Mustafa Suleyman, chief executive officer of Microsoft AI, made the remarks during a Tuesday interview on the Aspen Ideas Festival. Windows Central reported the discussion today. Following an issue on whether “AI firms have effectively stolen the world’s IP,” Suleyman replied within the negative. He argued that AI models can use content on the open web since it’s effectively freeware, or mental property that may be used and modified at no charge. 

“With respect to content that’s already on the open web, the social contract of that content for the reason that ’90s has been that it’s fair use,” Suleyman said. “Anyone can copy it, recreate with it, reproduce with it. That has been freeware, in the event you like. That’s been the understanding.”

Suleyman added that some forms of web content may not necessarily qualify as freeware. Particularly, he pointed to content from publishers which have instructed AI providers to not crawl their web sites. 
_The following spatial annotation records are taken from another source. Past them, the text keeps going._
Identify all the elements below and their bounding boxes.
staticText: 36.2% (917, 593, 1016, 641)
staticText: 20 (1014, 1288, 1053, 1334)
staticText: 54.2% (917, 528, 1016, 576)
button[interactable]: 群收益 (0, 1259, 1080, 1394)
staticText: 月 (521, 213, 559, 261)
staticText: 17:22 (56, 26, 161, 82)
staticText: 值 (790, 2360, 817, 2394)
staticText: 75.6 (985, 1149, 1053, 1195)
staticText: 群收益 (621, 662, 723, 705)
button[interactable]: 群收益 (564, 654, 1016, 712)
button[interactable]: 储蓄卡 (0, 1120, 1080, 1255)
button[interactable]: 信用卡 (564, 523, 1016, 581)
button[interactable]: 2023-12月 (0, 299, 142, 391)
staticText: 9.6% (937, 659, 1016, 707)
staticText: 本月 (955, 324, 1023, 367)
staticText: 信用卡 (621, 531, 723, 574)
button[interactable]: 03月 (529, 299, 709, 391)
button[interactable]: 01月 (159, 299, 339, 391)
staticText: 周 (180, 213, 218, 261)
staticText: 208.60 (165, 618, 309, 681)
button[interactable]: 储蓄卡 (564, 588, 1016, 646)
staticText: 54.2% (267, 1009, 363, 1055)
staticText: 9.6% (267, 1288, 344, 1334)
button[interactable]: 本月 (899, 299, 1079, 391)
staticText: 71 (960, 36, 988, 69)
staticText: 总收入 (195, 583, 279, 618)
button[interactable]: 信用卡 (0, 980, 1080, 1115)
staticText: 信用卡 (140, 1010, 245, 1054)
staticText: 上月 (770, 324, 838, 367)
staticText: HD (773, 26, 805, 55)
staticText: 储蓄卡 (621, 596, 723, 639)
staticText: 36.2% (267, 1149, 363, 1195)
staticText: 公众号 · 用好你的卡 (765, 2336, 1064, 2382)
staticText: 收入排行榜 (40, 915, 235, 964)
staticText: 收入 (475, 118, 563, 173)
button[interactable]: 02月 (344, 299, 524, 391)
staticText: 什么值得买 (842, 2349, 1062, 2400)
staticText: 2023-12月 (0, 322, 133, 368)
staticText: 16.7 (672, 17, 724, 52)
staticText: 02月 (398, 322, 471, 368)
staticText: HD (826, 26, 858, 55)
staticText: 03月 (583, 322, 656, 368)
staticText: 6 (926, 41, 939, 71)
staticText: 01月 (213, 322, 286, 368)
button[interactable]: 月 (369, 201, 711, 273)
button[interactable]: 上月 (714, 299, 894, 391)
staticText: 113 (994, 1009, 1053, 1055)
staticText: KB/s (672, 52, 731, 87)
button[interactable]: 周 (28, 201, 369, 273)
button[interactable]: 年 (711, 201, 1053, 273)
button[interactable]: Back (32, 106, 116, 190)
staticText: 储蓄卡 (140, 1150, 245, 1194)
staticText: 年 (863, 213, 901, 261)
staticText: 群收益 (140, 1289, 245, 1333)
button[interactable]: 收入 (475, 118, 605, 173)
“There’s a separate category where an internet site or a publisher or a news organization had explicitly said, ‘don’t scrape or crawl me for every other reason than indexing me in order that other people can find that content.’ That’s a gray area and I believe that’s going to work its way through the courts,” Suleyman said.

Suleyman became the CEO of Microsoft AI earlier this yr after previously holding the identical role at Inflection AI Inc., a big language model developer he had co-founded in 2022. Microsoft hired Suleyman, Inflection AI co-founder Karén Simonyan and most of the startup’s other staffers in March through a deal reportedly price $650 million. The corporate also agreed to license Inflection AI’s LLMs.
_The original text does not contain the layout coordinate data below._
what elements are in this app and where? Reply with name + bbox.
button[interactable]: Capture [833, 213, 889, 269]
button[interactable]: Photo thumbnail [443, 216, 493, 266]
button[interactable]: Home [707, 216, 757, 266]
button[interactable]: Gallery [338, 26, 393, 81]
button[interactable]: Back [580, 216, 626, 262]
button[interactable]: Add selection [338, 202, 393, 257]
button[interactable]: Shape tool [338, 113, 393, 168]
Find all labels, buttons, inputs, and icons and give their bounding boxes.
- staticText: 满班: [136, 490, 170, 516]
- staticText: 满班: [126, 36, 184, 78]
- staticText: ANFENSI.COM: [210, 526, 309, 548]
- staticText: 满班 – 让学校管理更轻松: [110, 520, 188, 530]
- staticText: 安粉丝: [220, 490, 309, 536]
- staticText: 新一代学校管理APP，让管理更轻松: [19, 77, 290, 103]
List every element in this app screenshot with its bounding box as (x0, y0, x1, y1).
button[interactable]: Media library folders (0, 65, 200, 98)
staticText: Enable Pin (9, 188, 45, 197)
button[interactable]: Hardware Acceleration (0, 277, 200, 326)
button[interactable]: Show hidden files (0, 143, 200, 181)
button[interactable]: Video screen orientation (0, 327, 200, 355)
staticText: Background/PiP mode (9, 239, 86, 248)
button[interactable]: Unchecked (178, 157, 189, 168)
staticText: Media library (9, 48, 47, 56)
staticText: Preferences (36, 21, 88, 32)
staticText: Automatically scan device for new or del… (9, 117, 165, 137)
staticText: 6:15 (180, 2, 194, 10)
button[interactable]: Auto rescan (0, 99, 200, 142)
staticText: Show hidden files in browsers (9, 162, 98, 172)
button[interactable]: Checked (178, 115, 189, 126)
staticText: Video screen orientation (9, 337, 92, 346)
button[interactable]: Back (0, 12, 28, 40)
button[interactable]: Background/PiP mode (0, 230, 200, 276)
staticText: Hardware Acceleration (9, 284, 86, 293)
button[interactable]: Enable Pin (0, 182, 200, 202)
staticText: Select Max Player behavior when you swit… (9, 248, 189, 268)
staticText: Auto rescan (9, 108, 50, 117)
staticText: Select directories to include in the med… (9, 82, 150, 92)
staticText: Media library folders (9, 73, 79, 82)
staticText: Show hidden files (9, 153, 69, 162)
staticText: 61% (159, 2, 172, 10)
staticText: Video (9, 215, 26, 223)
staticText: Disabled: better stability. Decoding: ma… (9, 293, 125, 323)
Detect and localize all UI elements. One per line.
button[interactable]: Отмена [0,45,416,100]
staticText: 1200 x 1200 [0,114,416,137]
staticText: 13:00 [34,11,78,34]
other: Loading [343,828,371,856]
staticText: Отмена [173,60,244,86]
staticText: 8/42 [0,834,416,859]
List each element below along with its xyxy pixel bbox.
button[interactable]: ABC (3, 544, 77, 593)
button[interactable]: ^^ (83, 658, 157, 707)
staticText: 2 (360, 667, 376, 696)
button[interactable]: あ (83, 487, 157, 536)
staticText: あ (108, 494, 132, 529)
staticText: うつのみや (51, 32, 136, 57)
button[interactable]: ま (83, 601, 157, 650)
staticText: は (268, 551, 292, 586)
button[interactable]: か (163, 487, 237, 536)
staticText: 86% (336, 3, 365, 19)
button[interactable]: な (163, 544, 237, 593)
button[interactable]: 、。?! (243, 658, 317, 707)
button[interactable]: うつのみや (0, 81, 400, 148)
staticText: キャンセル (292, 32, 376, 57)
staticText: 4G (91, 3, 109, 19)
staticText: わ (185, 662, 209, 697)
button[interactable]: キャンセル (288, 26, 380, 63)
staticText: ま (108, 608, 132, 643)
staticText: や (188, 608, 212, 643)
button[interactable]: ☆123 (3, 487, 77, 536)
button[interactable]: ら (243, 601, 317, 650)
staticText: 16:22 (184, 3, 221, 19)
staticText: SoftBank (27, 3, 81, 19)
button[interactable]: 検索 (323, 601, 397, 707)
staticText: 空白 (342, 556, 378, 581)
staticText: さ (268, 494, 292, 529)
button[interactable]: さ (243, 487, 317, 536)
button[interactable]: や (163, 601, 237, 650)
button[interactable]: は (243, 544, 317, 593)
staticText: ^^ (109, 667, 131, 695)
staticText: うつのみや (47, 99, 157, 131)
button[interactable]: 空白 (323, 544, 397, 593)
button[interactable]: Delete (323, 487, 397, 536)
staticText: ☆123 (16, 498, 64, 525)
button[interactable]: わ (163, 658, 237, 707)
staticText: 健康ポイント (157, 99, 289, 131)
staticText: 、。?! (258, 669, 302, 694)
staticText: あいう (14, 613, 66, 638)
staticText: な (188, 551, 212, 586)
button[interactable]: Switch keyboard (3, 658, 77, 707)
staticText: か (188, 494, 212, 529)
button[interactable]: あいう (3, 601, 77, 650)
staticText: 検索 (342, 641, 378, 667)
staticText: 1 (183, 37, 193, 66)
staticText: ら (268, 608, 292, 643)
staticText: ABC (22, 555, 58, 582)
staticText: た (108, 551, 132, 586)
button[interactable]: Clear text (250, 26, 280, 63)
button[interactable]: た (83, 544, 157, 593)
Before Inflection AI, Suleyman cofounded DeepMind, a U.K.-based AI company that was acquired by Google LLC in 2014. DeepMind went on to turn into a core a part of the search giant’s machine learning research group. Suleyman was the top of applied AI on the group prior to launching Inflection AI.

The chief’s remarks this week on AI models’ use of online content drew significant attention because the subject is the main focus of several ongoing lawsuits. A few of those lawsuits were filed against Microsoft and OpenAI.

In December, The Latest York Times sued the 2 firms over the training dataset that was used to develop a few of OpenAI’s LLMs. The dataset allegedly drew on Common Crawl, a repository of web content that incorporates 16 million records from web sites operated by the Times. Moreover, the lawsuit charges that ChatGPT and Bing sometimes provide access to paywalled articles.

This past April, eight newspapers operated by investment firm Alden Global Capital filed an identical lawsuit against Microsoft and OpenAI. The group is accusing the 2 firms of using articles of their AI services without permission.